“My spouse seems depressed sometimes. How can I help?” Ensign, Apr. 1984, 21
D. Russell Crane, Ph.D., Marriage and Family Therapy, Brigham Young University. First, let me briefly describe what depression is. Then the suggestions that follow may be of more practical value.
There are several types of depression. One type is depression caused by a reaction to a sudden significant loss or change in life’s circumstances. The sudden changes may come from the loss of a loved one, friend, job, or favorite activity—or from moving, aging, illness, or problems with children.
Other types of depression can be caused by experiences earlier in life, such as being raised in a critical or punishing family (often resulting in low self-esteem). It may also be caused by responses to current life circumstances, such as regret over unfulfilled expectations or resentment toward a controlling or manipulative spouse. Infrequently, depression may also be caused by chemical imbalances in the body.
Individuals suffering from depression will most often experience some (but not necessarily all) of these symptoms: increased irritability; more crying than usual or, in extreme cases, an inability to cry; withdrawal from friends and family; decreased energy; unplanned weight loss and loss of appetite; sleeplessness; decrease in sexual feelings; increased preoccupation with body functions or with changes in appearance. He or she may experience feelings such as sadness, pessimism, a sense of failure or guilt, self-dislike, self-criticism, and boredom. He or she may make jokes or specific statements about suicide.
Depression is best thought of as a continuum—with normal sadness on one end and extreme feelings of depression on the other. Most of us experience normal fluctuations in mood. But the intensity and duration of the negative mood in a depressed person is excessive.
With this short background, let’s look again at the question: What can you do if your husband or wife is experiencing depression?
First, express your feelings of understanding and empathy. Although you may not have experienced the symptoms to a similar degree, accept the reality of your spouse’s feelings and express a sincere desire to help.
Second, continue to live a gospel-centered life. Regular spiritual activity teaches us all the principles of patience, forgiveness, and empathy. Seek the Spirit in your own life as a comfort and a guide. Continue regular individual and husband/wife prayer and gospel study. The scriptures are full of examples of courage and hope. Such examples can be a source of help, hope, and optimism, even in difficult times.
Third, discuss with your partner the possibility of seeking additional help. If you feel it is appropriate, you may want to counsel with your bishop together. He may suggest a professional in your area who can help with depression. Volunteer to go to treatment together. Your willingness to participate in treatment shows your concern and your desire to be nonjudgmental about the problem.

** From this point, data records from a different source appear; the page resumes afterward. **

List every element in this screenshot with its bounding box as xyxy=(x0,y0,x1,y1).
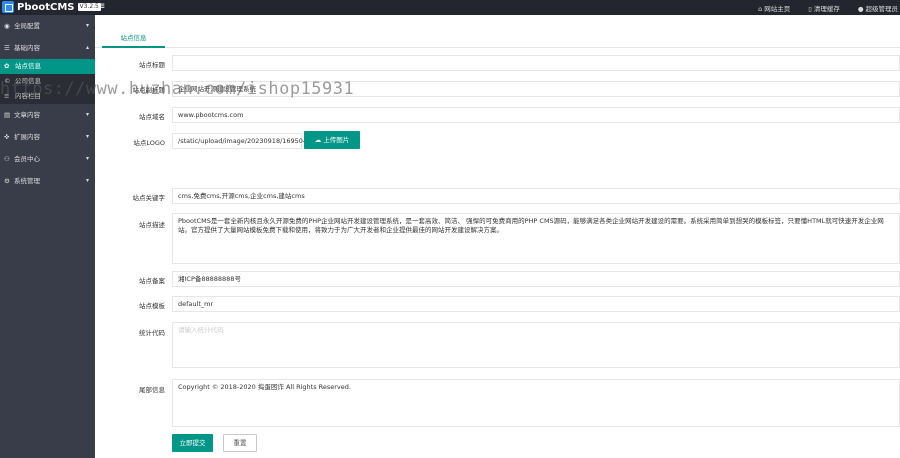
upload-icon: ☁ xyxy=(314,136,324,144)
chevron-down-icon: ▾ xyxy=(85,133,89,140)
logo-icon xyxy=(2,1,14,13)
site-title-input[interactable] xyxy=(172,55,900,71)
keywords-label: 站点关键字 xyxy=(132,194,166,202)
template-label: 站点模板 xyxy=(139,302,165,310)
sidebar-subitem-content-columns[interactable]: ≡ 内容栏目 xyxy=(0,89,95,104)
main-content: 站点信息 站点标题 站点副标题 企业网站开源建设管理系统 站点域名 www.pb… xyxy=(95,15,900,458)
copyright-icon: © xyxy=(4,77,11,85)
sidebar-item-global-config[interactable]: ◉ 全局配置 ▾ xyxy=(0,15,95,37)
upload-image-button[interactable]: ☁ 上传图片 xyxy=(304,131,360,149)
sidebar-item-extend-content[interactable]: ✜ 扩展内容 ▾ xyxy=(0,126,95,148)
keywords-input[interactable]: cms,免费cms,开源cms,企业cms,建站cms xyxy=(172,188,900,204)
person-icon: ⚇ xyxy=(4,155,10,163)
description-textarea[interactable]: PbootCMS是一套全新内核且永久开源免费的PHP企业网站开发建设管理系统，是… xyxy=(172,213,900,264)
sidebar-subitem-company-info[interactable]: © 公司信息 xyxy=(0,74,95,89)
stats-textarea[interactable]: 请输入统计代码 xyxy=(172,322,900,368)
top-links: ⌂ 网站主页 ▯ 清理缓存 ● 超级管理员 xyxy=(758,3,898,13)
list-icon: ☰ xyxy=(4,44,10,52)
chevron-down-icon: ▾ xyxy=(85,111,89,118)
settings-icon: ✿ xyxy=(4,62,10,70)
document-icon: ▤ xyxy=(4,111,11,119)
menu-icon: ≡ xyxy=(4,92,10,100)
user-icon: ● xyxy=(857,5,864,13)
logo-label: 站点LOGO xyxy=(133,139,165,147)
footer-label: 尾部信息 xyxy=(139,386,165,394)
puzzle-icon: ✜ xyxy=(4,133,10,141)
icp-input[interactable]: 湘ICP备88888888号 xyxy=(172,271,900,287)
globe-icon: ◉ xyxy=(4,22,10,30)
home-icon: ⌂ xyxy=(758,5,763,13)
user-menu[interactable]: ● 超级管理员 xyxy=(858,3,898,13)
chevron-down-icon: ▾ xyxy=(85,177,89,184)
description-label: 站点描述 xyxy=(139,221,165,229)
sidebar-item-system-management[interactable]: ⚙ 系统管理 ▾ xyxy=(0,170,95,192)
logo-input[interactable]: /static/upload/image/20230918/1695048 xyxy=(172,133,311,149)
menu-toggle-icon[interactable]: ≡ xyxy=(97,2,107,12)
subtitle-label: 站点副标题 xyxy=(132,86,166,94)
chevron-down-icon: ▾ xyxy=(85,22,89,29)
domain-label: 站点域名 xyxy=(139,113,165,121)
top-bar: PbootCMS V3.2.5 ≡ ⌂ 网站主页 ▯ 清理缓存 ● 超级管理员 xyxy=(0,0,900,15)
tab-bar: 站点信息 xyxy=(95,15,900,48)
reset-button[interactable]: 重置 xyxy=(223,434,257,452)
sidebar-subitem-site-info[interactable]: ✿ 站点信息 xyxy=(0,59,95,74)
chevron-up-icon: ▴ xyxy=(85,44,89,51)
domain-input[interactable]: www.pbootcms.com xyxy=(172,107,900,123)
trash-icon: ▯ xyxy=(808,5,812,13)
icp-label: 站点备案 xyxy=(139,277,165,285)
sidebar-item-article-content[interactable]: ▤ 文章内容 ▾ xyxy=(0,104,95,126)
stats-label: 统计代码 xyxy=(139,329,165,337)
subtitle-input[interactable]: 企业网站开源建设管理系统 xyxy=(172,81,900,97)
app-title: PbootCMS xyxy=(17,1,75,13)
sidebar-item-basic-content[interactable]: ☰ 基础内容 ▴ xyxy=(0,37,95,59)
gear-icon: ⚙ xyxy=(4,177,10,185)
footer-textarea[interactable]: Copyright © 2018-2020 捣蛋困诈 All Rights Re… xyxy=(172,379,900,427)
sidebar: ◉ 全局配置 ▾ ☰ 基础内容 ▴ ✿ 站点信息 © 公司信息 ≡ 内容栏目 ▤ 文章内容 ▾ ✜… xyxy=(0,15,95,458)
home-link[interactable]: ⌂ 网站主页 xyxy=(758,3,790,13)
template-input[interactable]: default_mr xyxy=(172,296,900,312)
chevron-down-icon: ▾ xyxy=(85,155,89,162)
submit-button[interactable]: 立即提交 xyxy=(172,434,213,452)
sidebar-item-member-center[interactable]: ⚇ 会员中心 ▾ xyxy=(0,148,95,170)
tab-site-info[interactable]: 站点信息 xyxy=(102,27,165,48)
clear-cache-link[interactable]: ▯ 清理缓存 xyxy=(808,3,840,13)
logo[interactable]: PbootCMS V3.2.5 xyxy=(2,1,101,13)
site-title-label: 站点标题 xyxy=(139,61,165,69)
sidebar-submenu: ✿ 站点信息 © 公司信息 ≡ 内容栏目 xyxy=(0,59,95,104)
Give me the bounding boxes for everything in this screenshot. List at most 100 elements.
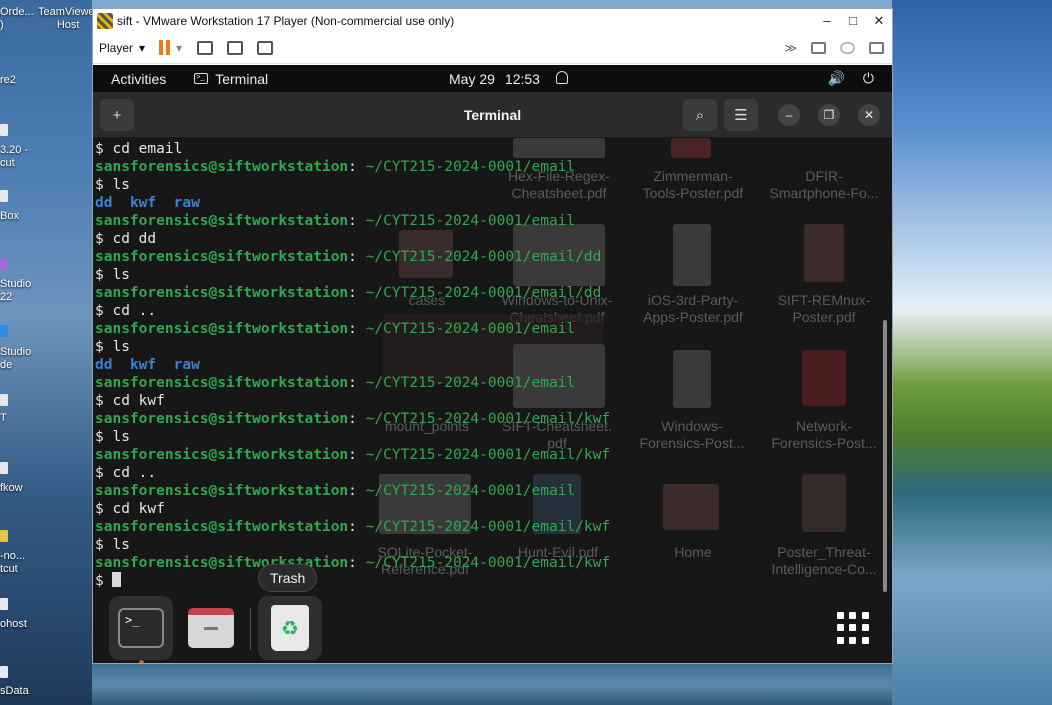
directory-entry: dd xyxy=(95,357,113,373)
host-icon-label[interactable]: fkow xyxy=(0,482,23,495)
host-icon-label[interactable]: ohost xyxy=(0,618,27,631)
prompt-user-host: sansforensics@siftworkstation xyxy=(95,213,349,229)
send-ctrl-alt-del-icon[interactable] xyxy=(197,40,214,55)
host-icon-label[interactable]: T xyxy=(0,412,7,425)
terminal-command-line: $ ls xyxy=(95,177,130,193)
terminal-prompt-line: sansforensics@siftworkstation: ~/CYT215-… xyxy=(95,159,576,175)
terminal-window: + Terminal ⌕ ☰ – ❐ ✕ Hex-File-Regex- Che… xyxy=(93,92,892,663)
prompt-user-host: sansforensics@siftworkstation xyxy=(95,447,349,463)
host-desktop-right xyxy=(892,0,1052,705)
guest-screen[interactable]: Activities >_ Terminal May 29 12:53 🔊 ⏻ … xyxy=(93,65,892,663)
terminal-command-line: $ cd email xyxy=(95,141,183,157)
prompt-user-host: sansforensics@siftworkstation xyxy=(95,321,349,337)
trash-icon: ♻ xyxy=(271,605,309,651)
menu-icon: ☰ xyxy=(734,107,748,124)
vmware-title-bar[interactable]: sift - VMware Workstation 17 Player (Non… xyxy=(93,9,892,32)
desktop-file-label: iOS-3rd-Party- Apps-Poster.pdf xyxy=(643,292,743,325)
notification-bell-icon[interactable] xyxy=(556,71,568,84)
host-icon-teamviewer[interactable]: TeamViewer Host xyxy=(38,6,98,32)
cd-drive-icon[interactable] xyxy=(840,41,855,54)
terminal-prompt-line: sansforensics@siftworkstation: ~/CYT215-… xyxy=(95,555,611,571)
pdf-thumbnail xyxy=(673,224,711,286)
fullscreen-icon[interactable] xyxy=(227,40,244,55)
text-cursor[interactable] xyxy=(112,572,122,587)
host-icon-label[interactable]: Orde...) xyxy=(0,6,34,32)
terminal-input-line: $ xyxy=(95,572,610,590)
clock[interactable]: May 29 12:53 xyxy=(449,71,540,87)
prompt-user-host: sansforensics@siftworkstation xyxy=(95,375,349,391)
terminal-command-line: $ cd .. xyxy=(95,303,157,319)
terminal-minimize-button[interactable]: – xyxy=(778,104,800,126)
vmware-window-title: sift - VMware Workstation 17 Player (Non… xyxy=(117,13,455,28)
terminal-prompt-line: sansforensics@siftworkstation: ~/CYT215-… xyxy=(95,213,576,229)
host-shortcut-icon xyxy=(0,394,8,406)
prompt-path: ~/CYT215-2024-0001/email xyxy=(365,321,576,337)
terminal-command-line: $ cd kwf xyxy=(95,501,165,517)
pdf-thumbnail xyxy=(804,224,844,282)
terminal-header-bar[interactable]: + Terminal ⌕ ☰ – ❐ ✕ xyxy=(93,92,892,138)
prompt-path: ~/CYT215-2024-0001/email/dd xyxy=(365,285,602,301)
host-icon-label[interactable]: Box xyxy=(0,210,19,223)
ls-output-line: dd kwf raw xyxy=(95,356,610,374)
terminal-prompt-line: sansforensics@siftworkstation: ~/CYT215-… xyxy=(95,447,611,463)
host-icon-label[interactable]: -no... tcut xyxy=(0,550,25,576)
player-menu-label: Player xyxy=(99,40,134,55)
pdf-thumbnail xyxy=(673,350,711,408)
dock-terminal[interactable]: >_ xyxy=(109,596,173,663)
vmware-close-button[interactable]: ✕ xyxy=(866,13,892,29)
vmware-window: sift - VMware Workstation 17 Player (Non… xyxy=(92,8,893,664)
terminal-output[interactable]: $ cd email sansforensics@siftworkstation:… xyxy=(95,140,610,590)
unity-icon[interactable] xyxy=(257,40,274,55)
directory-entry: raw xyxy=(173,357,200,373)
power-icon[interactable]: ⏻ xyxy=(863,70,874,87)
prompt-user-host: sansforensics@siftworkstation xyxy=(95,519,349,535)
directory-entry: kwf xyxy=(129,195,157,211)
dock-files[interactable] xyxy=(179,596,243,660)
dock-separator xyxy=(250,608,251,650)
directory-entry: dd xyxy=(95,195,113,211)
chevron-down-icon: ▾ xyxy=(139,40,146,55)
vmware-logo-icon xyxy=(97,12,113,29)
vmware-maximize-button[interactable]: □ xyxy=(840,13,866,28)
app-menu-terminal[interactable]: >_ Terminal xyxy=(194,71,268,87)
clock-time: 12:53 xyxy=(504,70,540,87)
activities-button[interactable]: Activities xyxy=(111,71,166,87)
terminal-command-line: $ ls xyxy=(95,267,130,283)
prompt-user-host: sansforensics@siftworkstation xyxy=(95,483,349,499)
terminal-scrollbar[interactable] xyxy=(883,320,887,592)
player-menu-button[interactable]: Player ▾ xyxy=(99,41,145,55)
show-applications-icon[interactable] xyxy=(837,612,869,644)
visual-studio-icon xyxy=(0,258,8,270)
prompt-path: ~/CYT215-2024-0001/email/kwf xyxy=(365,519,611,535)
pause-icon[interactable] xyxy=(159,40,171,55)
host-shortcut-icon xyxy=(0,462,8,474)
fast-forward-icon[interactable]: ≫ xyxy=(784,41,797,55)
desktop-file-label: Home xyxy=(674,544,712,560)
gnome-top-bar: Activities >_ Terminal May 29 12:53 🔊 ⏻ xyxy=(93,65,892,92)
removable-device-icon[interactable] xyxy=(811,41,826,54)
network-adapter-icon[interactable] xyxy=(869,41,884,54)
dock-trash[interactable]: ♻ xyxy=(258,596,322,660)
terminal-close-button[interactable]: ✕ xyxy=(858,104,880,126)
terminal-prompt-line: sansforensics@siftworkstation: ~/CYT215-… xyxy=(95,375,576,391)
vmware-minimize-button[interactable]: – xyxy=(814,13,840,28)
search-button[interactable]: ⌕ xyxy=(683,99,717,131)
directory-entry: kwf xyxy=(129,357,157,373)
pdf-thumbnail xyxy=(802,474,846,532)
host-icon-label[interactable]: 3.20 - cut xyxy=(0,144,28,170)
terminal-restore-button[interactable]: ❐ xyxy=(818,104,840,126)
ls-output-line: dd kwf raw xyxy=(95,194,610,212)
pause-options-chevron-icon[interactable]: ▾ xyxy=(176,41,182,55)
prompt-user-host: sansforensics@siftworkstation xyxy=(95,159,349,175)
terminal-body[interactable]: Hex-File-Regex- Cheatsheet.pdf Zimmerman… xyxy=(93,138,892,663)
host-icon-label[interactable]: Studio 22 xyxy=(0,278,31,304)
host-icon-label[interactable]: Studio de xyxy=(0,346,31,372)
terminal-command-line: $ ls xyxy=(95,339,130,355)
prompt-path: ~/CYT215-2024-0001/email xyxy=(365,483,576,499)
host-icon-label[interactable]: re2 xyxy=(0,74,16,87)
volume-icon[interactable]: 🔊 xyxy=(827,70,844,87)
hamburger-menu-button[interactable]: ☰ xyxy=(724,99,758,131)
desktop-file-label: Poster_Threat- Intelligence-Co... xyxy=(771,544,877,577)
host-icon-label[interactable]: sData xyxy=(0,685,29,698)
pdf-thumbnail xyxy=(671,138,711,158)
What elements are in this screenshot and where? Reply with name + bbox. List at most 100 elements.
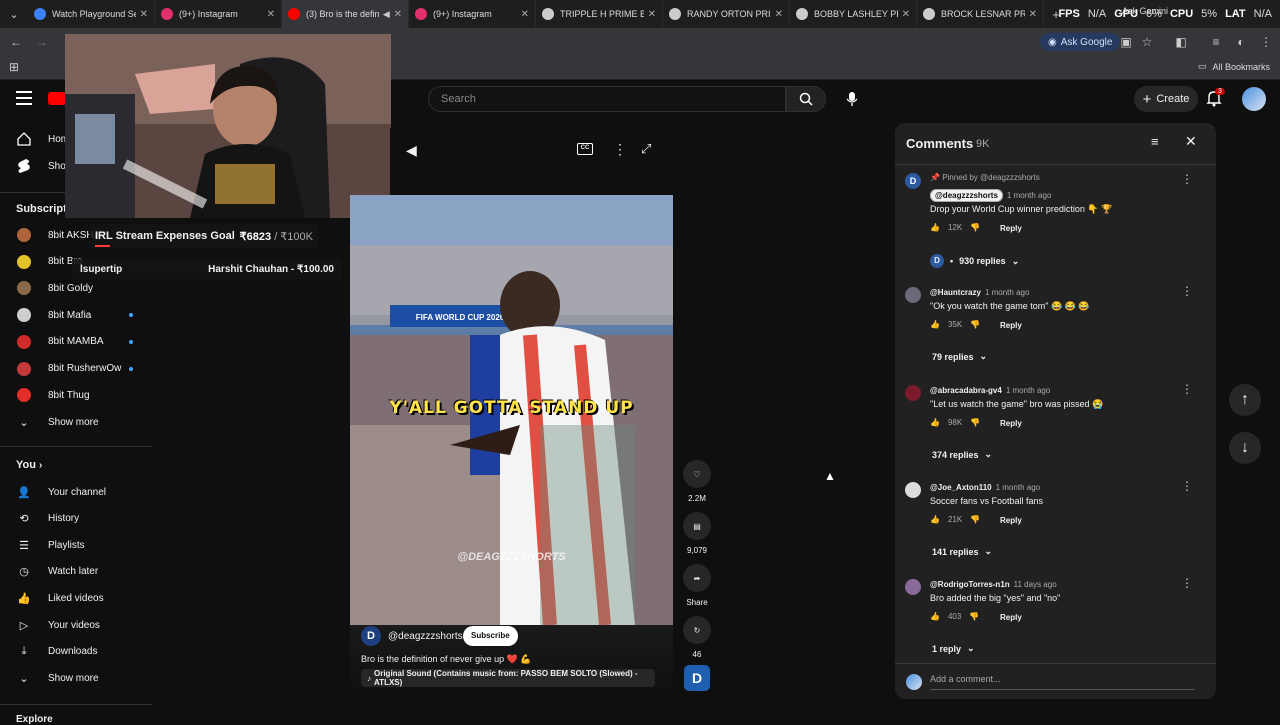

Fourth, examine yourself to see if you may have contributed to your partner’s feelings of depression. Make necessary changes. However, resist the temptation to heap all the blame upon yourself.
Fifth, resist also the tendency to blame others, even in cases where past experiences or present circumstances can be accurately identified as being the “cause” of depression. Little is gained by blaming and expressing anger towards the “cause.” Resentment seldom leads to resolution of the problem. Rather, it leads to more depression and anger. The best solution is to practice forgiveness.
Sixth, instead of talking to your spouse about mistakes or failures, talk about accomplishments, goals, and present and past successes. Focus on the positive aspects of your life together and on your spouse’s good qualities as a person. Rather than rejecting or withdrawing from your companion, maintain regular times together and include him or her in family decisions and activities.
Seventh, do what you can to relieve tensions and pressures. But avoid the trap of producing dependency and a feeling of helplessness by accepting too much responsibility. There is a fine line between helping and helping “too much.” Many times, help with housework or yardwork or encouraging a temporary break from everyday responsibilities can relieve some of the pressure your spouse feels. But it’s important to provide such help in a sincere spirit of love rather than in a spirit of resentfulness or condescension.
Eighth, continue to show your love. Giving praise, thanks, compliments, and affection to your spouse will be reassuring and comforting during this crisis. Don’t be discouraged if your attempts to show love are not immediately returned or acknowledged. They do have a positive effect and will be remembered and appreciated.